The tooth was mildly percussive and showed furcation involvement on the buccal aspect.  Radiographic examination showed extensive external resorption of both mesial and distal roots.

What prompted me to include this in case of the month was the concept of the apical constriction and where it could possibly be found in a case like this. Many of us learned to try to end our Endodontic filling materials at what is known as the apical constriction – short of the radiographic terminus. This is generally acknowledged to be the narrowest point before the canal exits the apex of the tooth. It is usually made of cementum and dentin or a combination of the two.

In the case of a vital pulp, the anatomy is usually not disturbed. Of course if the patient has undergone orthodontic treatment, the apices can be blunted or altered from the classic apical shape, even in a vital tooth.

In the case of a necrotic canal with periapical involvement, we know that the apex of the affected tooth usually undergoes  some inflammatory  resorption to a certain extent. When a chronic periapical peridontitis is left for long periods of time (such as in this case), extensive amounts of root structure can be resorbed resulting in a canal that is often wider at the apical end. Not only does this make dealing with the case challenging due to the bacterial aspect, but now we are faced with trying to confine our filling materials to the canal space.

Consulting with both the patient and the referring dentist, we came to the conclusion that the amount of root destruction and the furcation involvement (as visible on the cone beam tomograph) suggested that the prognosis was not very good overall.

We gave the patient the choice of accessing the tooth and medicating with calcium hydroxide in the hope that we could resolve the periapical inflammation and grown the bone back. However,  the patient chose to have the tooth extracted and replaced with an implant rather than undergo treatment that had a less certain long term prognosis

The whole point of showing this case was to emphasize that the apical construction is a myth in most cases where pulpal necrosis and long term pathology is involved.

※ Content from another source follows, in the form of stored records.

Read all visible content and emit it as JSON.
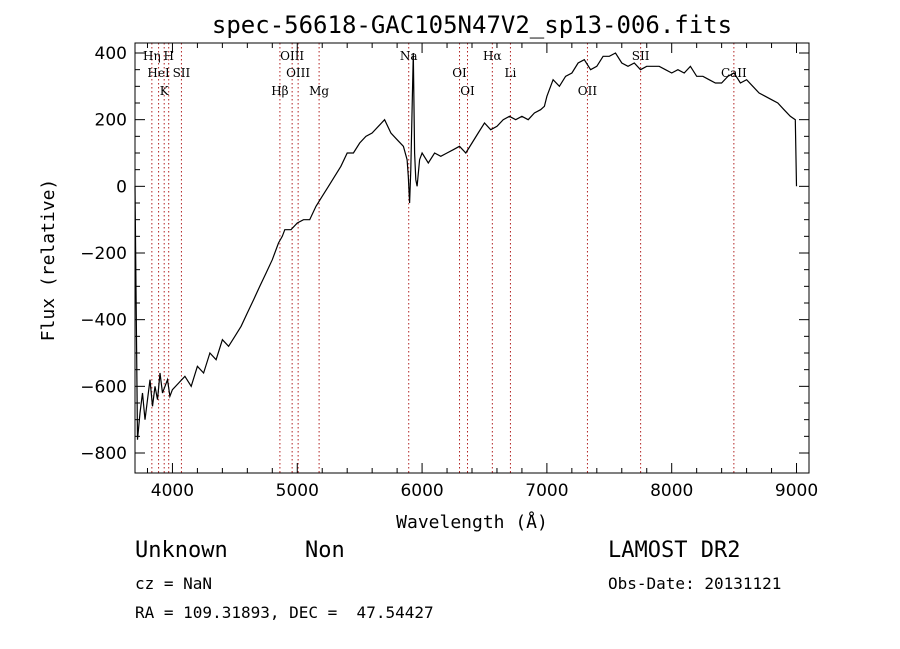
{
  "chart_data": {
    "type": "line",
    "title": "spec-56618-GAC105N47V2_sp13-006.fits",
    "xlabel": "Wavelength (Å)",
    "ylabel": "Flux (relative)",
    "xlim": [
      3700,
      9100
    ],
    "ylim": [
      -860,
      430
    ],
    "xticks": [
      4000,
      5000,
      6000,
      7000,
      8000,
      9000
    ],
    "yticks": [
      -800,
      -600,
      -400,
      -200,
      0,
      200,
      400
    ],
    "grid": false,
    "series": [
      {
        "x": [
          3700,
          3720,
          3740,
          3760,
          3780,
          3800,
          3820,
          3840,
          3860,
          3880,
          3900,
          3920,
          3940,
          3960,
          3980,
          4000,
          4050,
          4100,
          4150,
          4200,
          4250,
          4300,
          4350,
          4400,
          4450,
          4500,
          4550,
          4600,
          4650,
          4700,
          4750,
          4800,
          4850,
          4880,
          4900,
          4950,
          5000,
          5050,
          5100,
          5150,
          5200,
          5250,
          5300,
          5350,
          5400,
          5450,
          5500,
          5550,
          5600,
          5650,
          5700,
          5750,
          5800,
          5850,
          5880,
          5890,
          5900,
          5910,
          5930,
          5940,
          5950,
          5960,
          5980,
          6000,
          6050,
          6100,
          6150,
          6200,
          6250,
          6300,
          6350,
          6400,
          6450,
          6500,
          6550,
          6600,
          6650,
          6700,
          6750,
          6800,
          6850,
          6900,
          6950,
          6980,
          7000,
          7050,
          7100,
          7150,
          7200,
          7250,
          7300,
          7350,
          7400,
          7450,
          7500,
          7550,
          7600,
          7650,
          7700,
          7750,
          7800,
          7850,
          7900,
          7950,
          8000,
          8050,
          8100,
          8150,
          8200,
          8250,
          8300,
          8350,
          8400,
          8450,
          8500,
          8550,
          8600,
          8650,
          8700,
          8750,
          8800,
          8850,
          8900,
          8950,
          8990,
          9000
        ],
        "y": [
          0,
          -760,
          -680,
          -620,
          -700,
          -640,
          -580,
          -660,
          -600,
          -640,
          -560,
          -620,
          -600,
          -580,
          -630,
          -610,
          -590,
          -570,
          -600,
          -540,
          -560,
          -500,
          -520,
          -460,
          -480,
          -450,
          -420,
          -380,
          -340,
          -300,
          -260,
          -220,
          -170,
          -150,
          -130,
          -130,
          -110,
          -100,
          -100,
          -60,
          -30,
          0,
          30,
          60,
          100,
          100,
          130,
          150,
          160,
          180,
          200,
          160,
          140,
          120,
          80,
          30,
          -50,
          50,
          400,
          100,
          20,
          0,
          80,
          100,
          70,
          100,
          90,
          100,
          110,
          120,
          100,
          130,
          160,
          190,
          170,
          180,
          200,
          210,
          200,
          210,
          200,
          220,
          230,
          240,
          270,
          320,
          300,
          330,
          340,
          370,
          380,
          350,
          360,
          390,
          390,
          400,
          370,
          360,
          370,
          350,
          360,
          360,
          360,
          350,
          340,
          350,
          340,
          360,
          330,
          330,
          320,
          310,
          310,
          330,
          340,
          310,
          320,
          300,
          280,
          270,
          260,
          250,
          230,
          210,
          200,
          0
        ]
      }
    ],
    "lines": [
      {
        "label": "Hη",
        "x": 3835
      },
      {
        "label": "HeI",
        "x": 3889
      },
      {
        "label": "K",
        "x": 3934
      },
      {
        "label": "H",
        "x": 3970
      },
      {
        "label": "SII",
        "x": 4072
      },
      {
        "label": "Hβ",
        "x": 4861
      },
      {
        "label": "OIII",
        "x": 4959
      },
      {
        "label": "OIII",
        "x": 5007
      },
      {
        "label": "Mg",
        "x": 5175
      },
      {
        "label": "Na",
        "x": 5893
      },
      {
        "label": "OI",
        "x": 6300
      },
      {
        "label": "OI",
        "x": 6364
      },
      {
        "label": "Hα",
        "x": 6563
      },
      {
        "label": "Li",
        "x": 6708
      },
      {
        "label": "OII",
        "x": 7325
      },
      {
        "label": "SII",
        "x": 7751
      },
      {
        "label": "CaII",
        "x": 8498
      }
    ],
    "line_color": "#b22222"
  },
  "info": {
    "object_class": "Unknown",
    "subclass": "Non",
    "cz": "cz = NaN",
    "coords": "RA = 109.31893, DEC =  47.54427",
    "survey": "LAMOST DR2",
    "obs_date": "Obs-Date: 20131121"
  }
}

Even in cases where the pulp is vital, anatomic studies have shown that while we may be able to find a construction, it rarely is “the” construction in almost all but the easiest of cases. Establishing the apical extent of your Endodontic filling in situations like this must be done with a combination of electronic apex location, cone beam tomography, tactile feel and paper point working length determination.

Figure 1: Extensive resorption

Where do you terminate your endo filling?

Figure 2: Extensive resorption – 2nd view

Where do you terminate your endo filling?